A diversidade cultural tende a ser ameaçada.  Tudo indica que o destino da humanidade e do planeta dependerá da solução dessa luta que cada vez mais vem exigindo a atenção de todos.

- Carlos Walter Porto-Gonçalves é Doutor em Geografia pela UFRJ e Coordenador do Programa de Pós-graduação em Geografia da Universidade Federal Fluminense e Ex-Presidente da Associação dos Geógrafos Brasileiros (1998-2000).  É autor de diversos artigos e livros publicados em revistas científicas nacionais e internacionais, sendo os mais recentes: - “Geo-grafías: movimientos sociales, nuevas territorialidades y sustentablidad”, ed.  Siglo XXI, México, 2001; “Amazônia, Amazônias”, ed.  Contexto, São Paulo, 2001; “Da Geografia às Geo-grafias: um mundo em busca de novas territorialidades” – “Da Geografia às geo-grafias: um mundo em busca de novas territorialidades” in “La guerra Infinita: hegemonía y terror mundial” Sader, E.  e Ceceña, Ana Esther (orgs.), Clacso, Buenos Aires 2002. 

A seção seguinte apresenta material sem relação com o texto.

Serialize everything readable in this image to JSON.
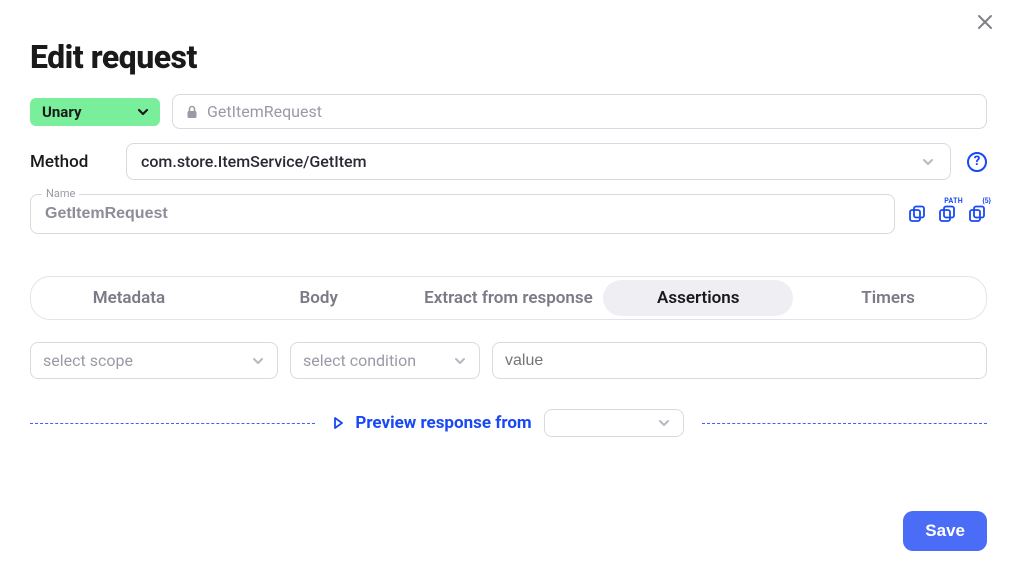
{
  "title": "Edit request",
  "type_select": {
    "value": "Unary"
  },
  "label_field": {
    "value": "GetItemRequest"
  },
  "method": {
    "label": "Method",
    "value": "com.store.ItemService/GetItem"
  },
  "name_field": {
    "float_label": "Name",
    "value": "GetItemRequest"
  },
  "icon_badges": {
    "path": "PATH",
    "n": "{5}"
  },
  "tabs": [
    {
      "label": "Metadata"
    },
    {
      "label": "Body"
    },
    {
      "label": "Extract from response"
    },
    {
      "label": "Assertions",
      "active": true
    },
    {
      "label": "Timers"
    }
  ],
  "assertion": {
    "scope_placeholder": "select scope",
    "condition_placeholder": "select condition",
    "value_placeholder": "value"
  },
  "preview": {
    "label": "Preview response from"
  },
  "footer": {
    "save": "Save"
  }
}
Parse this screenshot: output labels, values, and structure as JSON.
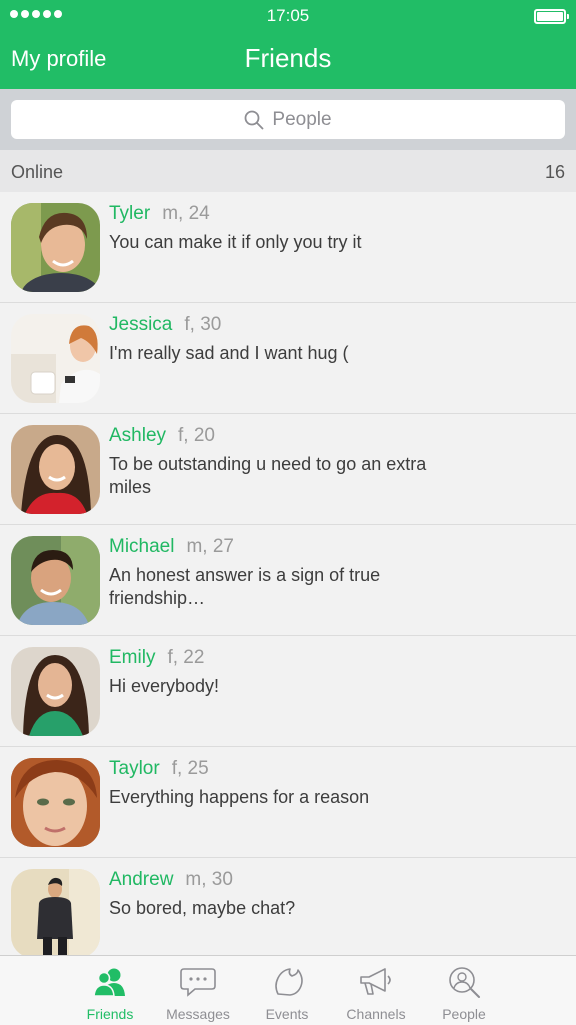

“A Geograficidade do Social” in “Movimientos sociales y conflicto en América Latina” Seoane, José (org).  Clacso, Buenos Aires, 2003; “Geografando – nos varadouros do mundo”, edições Ibama, Brasília, 2004.



[1] É do Sr.  Jeb Bush a frase “da Alca ao álcool”, com isso explicitando os objetivos geopolíticos da Associação Interamericana de Etanol.